Location
- Bidhan Nagar, Durgapur, West Bengal, 713212 India 23°30′57″N 87°20′34″E﻿ / ﻿23.51583°N 87.34278°E

Information
- Type: Public
- Motto: Come to learn, Go to serve
- Established: 2003
- School district: Paschim Bardhaman district
- Principal: Jayanta Kumar Mahapatra
- Faculty: 34
- Grades: VI - XII
- Enrollment: 585 (2025) (Centre of Excellence by Avanti Fellows for JEE including)
- Campus size: 10.78 acres
- Campus type: Urban
- Affiliation: CBSE
- Website: JNV Durgapur

= Jawahar Navodaya Vidyalaya, Durgapur =

Jawahar Navodaya Vidyalaya, Durgapur or locally called as JNV Durgapur is a boarding, co-educational school in Paschim Bardhaman district of West Bengal in India.
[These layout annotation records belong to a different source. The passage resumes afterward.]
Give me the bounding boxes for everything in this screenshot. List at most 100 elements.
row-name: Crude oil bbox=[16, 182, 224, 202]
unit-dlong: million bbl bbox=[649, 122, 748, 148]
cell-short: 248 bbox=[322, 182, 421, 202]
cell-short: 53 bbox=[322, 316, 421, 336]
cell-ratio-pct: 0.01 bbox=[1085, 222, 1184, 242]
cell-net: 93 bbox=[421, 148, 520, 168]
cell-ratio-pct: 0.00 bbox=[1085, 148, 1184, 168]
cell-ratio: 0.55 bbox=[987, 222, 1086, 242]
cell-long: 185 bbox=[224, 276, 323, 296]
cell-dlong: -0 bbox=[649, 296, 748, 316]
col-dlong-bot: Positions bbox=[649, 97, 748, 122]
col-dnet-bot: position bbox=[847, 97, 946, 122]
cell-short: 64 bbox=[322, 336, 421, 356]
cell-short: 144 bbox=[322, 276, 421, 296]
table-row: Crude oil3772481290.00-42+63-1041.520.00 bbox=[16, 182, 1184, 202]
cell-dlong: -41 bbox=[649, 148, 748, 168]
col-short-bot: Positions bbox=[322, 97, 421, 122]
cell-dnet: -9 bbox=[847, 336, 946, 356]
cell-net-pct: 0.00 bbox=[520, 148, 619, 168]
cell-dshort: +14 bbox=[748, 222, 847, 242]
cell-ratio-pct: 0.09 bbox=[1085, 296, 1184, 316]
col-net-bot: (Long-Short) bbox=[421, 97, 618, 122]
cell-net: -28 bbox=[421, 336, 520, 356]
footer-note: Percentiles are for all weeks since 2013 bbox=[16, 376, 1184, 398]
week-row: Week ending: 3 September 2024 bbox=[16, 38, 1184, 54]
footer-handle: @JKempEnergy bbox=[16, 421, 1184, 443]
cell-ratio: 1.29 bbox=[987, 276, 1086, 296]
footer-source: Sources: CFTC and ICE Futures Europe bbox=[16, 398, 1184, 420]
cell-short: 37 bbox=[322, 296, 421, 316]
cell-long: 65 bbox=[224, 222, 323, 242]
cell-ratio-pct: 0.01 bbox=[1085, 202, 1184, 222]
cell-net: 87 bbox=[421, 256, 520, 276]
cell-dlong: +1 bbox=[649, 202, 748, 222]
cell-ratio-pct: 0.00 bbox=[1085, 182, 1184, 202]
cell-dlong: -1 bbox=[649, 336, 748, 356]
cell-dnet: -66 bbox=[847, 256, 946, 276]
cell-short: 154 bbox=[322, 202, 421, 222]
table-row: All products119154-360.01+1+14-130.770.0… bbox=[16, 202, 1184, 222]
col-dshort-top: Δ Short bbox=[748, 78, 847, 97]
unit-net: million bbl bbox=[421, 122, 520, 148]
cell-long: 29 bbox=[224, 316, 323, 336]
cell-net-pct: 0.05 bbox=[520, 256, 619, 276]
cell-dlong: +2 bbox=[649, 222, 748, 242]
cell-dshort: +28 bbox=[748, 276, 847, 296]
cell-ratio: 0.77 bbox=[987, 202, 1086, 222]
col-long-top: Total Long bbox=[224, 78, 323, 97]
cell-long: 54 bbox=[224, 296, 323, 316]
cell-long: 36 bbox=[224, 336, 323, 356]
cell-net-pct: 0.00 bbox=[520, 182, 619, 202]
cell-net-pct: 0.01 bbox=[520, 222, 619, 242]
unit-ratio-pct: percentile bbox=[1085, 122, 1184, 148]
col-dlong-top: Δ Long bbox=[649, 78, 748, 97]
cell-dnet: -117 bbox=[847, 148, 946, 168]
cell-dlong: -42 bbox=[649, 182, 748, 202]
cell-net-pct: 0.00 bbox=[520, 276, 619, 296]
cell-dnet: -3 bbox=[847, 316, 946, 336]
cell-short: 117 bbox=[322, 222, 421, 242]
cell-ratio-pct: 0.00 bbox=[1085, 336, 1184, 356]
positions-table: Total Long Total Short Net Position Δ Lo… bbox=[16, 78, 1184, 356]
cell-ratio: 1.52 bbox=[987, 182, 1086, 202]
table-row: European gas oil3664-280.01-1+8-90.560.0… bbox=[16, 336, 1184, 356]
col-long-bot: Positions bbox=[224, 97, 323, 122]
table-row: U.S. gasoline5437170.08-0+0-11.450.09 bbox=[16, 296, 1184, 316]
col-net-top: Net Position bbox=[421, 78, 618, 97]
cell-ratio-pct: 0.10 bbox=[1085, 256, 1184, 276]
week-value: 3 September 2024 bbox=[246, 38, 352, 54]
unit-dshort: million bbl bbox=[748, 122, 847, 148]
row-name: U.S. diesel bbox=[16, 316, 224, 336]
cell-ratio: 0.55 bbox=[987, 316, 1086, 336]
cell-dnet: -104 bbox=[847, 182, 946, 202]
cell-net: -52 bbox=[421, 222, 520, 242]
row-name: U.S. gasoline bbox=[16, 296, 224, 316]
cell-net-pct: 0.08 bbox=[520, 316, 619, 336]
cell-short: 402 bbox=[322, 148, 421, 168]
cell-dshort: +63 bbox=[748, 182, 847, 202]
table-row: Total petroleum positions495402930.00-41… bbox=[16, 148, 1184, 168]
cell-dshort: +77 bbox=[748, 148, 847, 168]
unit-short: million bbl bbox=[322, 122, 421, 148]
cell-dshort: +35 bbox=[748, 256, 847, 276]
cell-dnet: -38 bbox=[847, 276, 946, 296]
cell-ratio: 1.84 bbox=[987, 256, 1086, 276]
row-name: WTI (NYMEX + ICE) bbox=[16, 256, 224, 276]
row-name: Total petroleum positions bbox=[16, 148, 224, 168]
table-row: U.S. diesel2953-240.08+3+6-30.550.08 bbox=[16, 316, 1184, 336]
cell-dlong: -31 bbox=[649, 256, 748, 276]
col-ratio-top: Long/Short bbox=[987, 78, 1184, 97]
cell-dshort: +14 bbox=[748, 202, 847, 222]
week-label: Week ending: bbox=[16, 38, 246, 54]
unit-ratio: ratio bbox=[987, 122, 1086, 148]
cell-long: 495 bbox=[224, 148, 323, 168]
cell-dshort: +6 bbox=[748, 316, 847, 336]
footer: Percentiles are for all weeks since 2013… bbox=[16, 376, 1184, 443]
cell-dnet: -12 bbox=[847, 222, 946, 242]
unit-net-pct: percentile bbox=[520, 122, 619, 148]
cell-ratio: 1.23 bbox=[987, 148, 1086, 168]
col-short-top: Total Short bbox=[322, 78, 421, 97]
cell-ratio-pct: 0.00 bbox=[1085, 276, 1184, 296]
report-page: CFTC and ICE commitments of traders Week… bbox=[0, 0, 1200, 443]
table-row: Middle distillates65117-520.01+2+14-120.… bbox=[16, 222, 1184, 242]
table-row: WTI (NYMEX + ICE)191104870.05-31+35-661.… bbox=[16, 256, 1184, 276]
Navodaya Vidyalayas are funded by the Indian Ministry of Education and administered by Navodaya Vidyalaya Samiti, an autonomous body under the ministry.

== History ==
The school was founded in 2003 and is a part of Jawahar Navodaya Vidyalaya schools. This school is administered and monitored by Patna regional office of Navodaya Vidyalaya Smiti. When established, this school was part of Burdwan district. On 7 April 2017 erstwhile Bardhaman district was bifurcated and JNV Durgapur is part of Paschim Bardhaman district since then.

== Affiliations ==
JNV Durgapur is affiliated to Central Board of Secondary Education with affiliation number 2440002 & Udise No-19260902703.